Mais tarde, naquele mesmo dia, parei para um café numa livraria melhor,
The Regulator, em Durham, onde quase me escapou um volume na
secção de História Militar chamado "American Soldier:
Stories of Special Forces from Iraq to Afghanistan", editado pela Nate
Hardcastle and Clint Willis. Num impulso relutante, retirei-o da prateleira e
ali na capa desta antologia estava o meu nome. O meu editor de "Sonho
odioso"
(Hideous Dream)
havia dado permissão para incluir uma parte substancial do meu livro, e
o de Eric. Ali se conta tudo desde o Vietname, escrito principalmente pelos
participantes reais.
O que me chocou nesta coincidência de livros foi que a maior parte deles
foi escrito por antigos alistados sargentos como eu.
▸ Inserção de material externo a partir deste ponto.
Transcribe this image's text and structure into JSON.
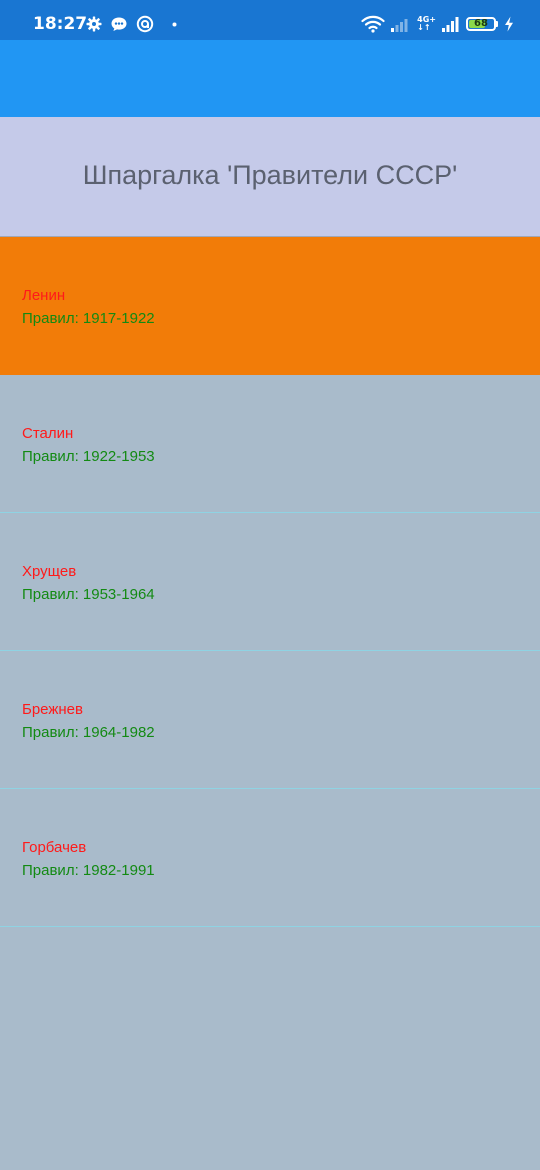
{
  "status_bar": {
    "time": "18:27",
    "network_top": "4G+",
    "network_bottom": "↓↑",
    "battery_level": "68",
    "battery_fraction": 0.68,
    "left_icons": [
      "gear-icon",
      "chat-bubble-icon",
      "circle-a-icon",
      "dot-icon"
    ],
    "right_icons": [
      "wifi-icon",
      "signal-bars-icon",
      "network-4g-icon",
      "signal-bars-icon",
      "battery-icon",
      "charging-bolt-icon"
    ]
  },
  "header": {
    "title": "Шпаргалка 'Правители СССР'"
  },
  "colors": {
    "status_bar": "#1976d2",
    "app_bar": "#2196f3",
    "title_panel": "#c5cae9",
    "selected_item": "#f27c08",
    "list_background": "#a9bbcb",
    "name_text": "#ff1a1a",
    "years_text": "#138a13",
    "divider": "#8fd3e3"
  },
  "rulers": [
    {
      "name": "Ленин",
      "years": "Правил: 1917-1922",
      "selected": true
    },
    {
      "name": "Сталин",
      "years": "Правил: 1922-1953",
      "selected": false
    },
    {
      "name": "Хрущев",
      "years": "Правил: 1953-1964",
      "selected": false
    },
    {
      "name": "Брежнев",
      "years": "Правил: 1964-1982",
      "selected": false
    },
    {
      "name": "Горбачев",
      "years": "Правил: 1982-1991",
      "selected": false
    }
  ]
}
As memórias começam a formigar, e algumas velhas cicatrizes
conectam-se como pontos dentro da minha cabeça.
Em 1986 comecei a ter problemas no Delta. Comecei a brigar e a afastar-me do
círculo interno maçónico um ano antes, quando os
"embaracei" num exercício no Panamá em que
desempenhando o papel de inimigo derrotei o meu próprio
esquadrão. Naquele mesmo ano, a unidade ficou embrulhada num
escândalo de uma fraude que implicava virtualmente toda a gente, e as
investigações principiaram uma orgia de dedo-durismo e
traição que arruinaram a moral da tropa e desencadearam um
expurgo.
No Dia de Acção de Graças de 1986 fui chamado ao gabinete
do Sargento Maior Mel Wick e sumariamente libertado da função de
"operador", meu certificado de segurança
(security clearance)
foi suspenso, e disseram-me para começar a procurar um emprego. O
rumor que serviu de base para a minha libertação da tropa foi que
havia, quando em El Salvador no fim de 1985, levado uma mulher que era uma
antiga guerrilheira da FMLN ao quarto do embaixador Edwin Corr na sua
residência palaciana em Colonia San Benito quando ele estava em viagem e
partilhado prazeres carnais com ela sobre os lençóis
presidenciais do embaixador. Numa palavra: Gostaria de poder reivindicar o
rumor nem que fosse pelo seu aspecto iconoclástico mas, ai
de mim, não é verdade. Mas pouco importa. Fui expurgado.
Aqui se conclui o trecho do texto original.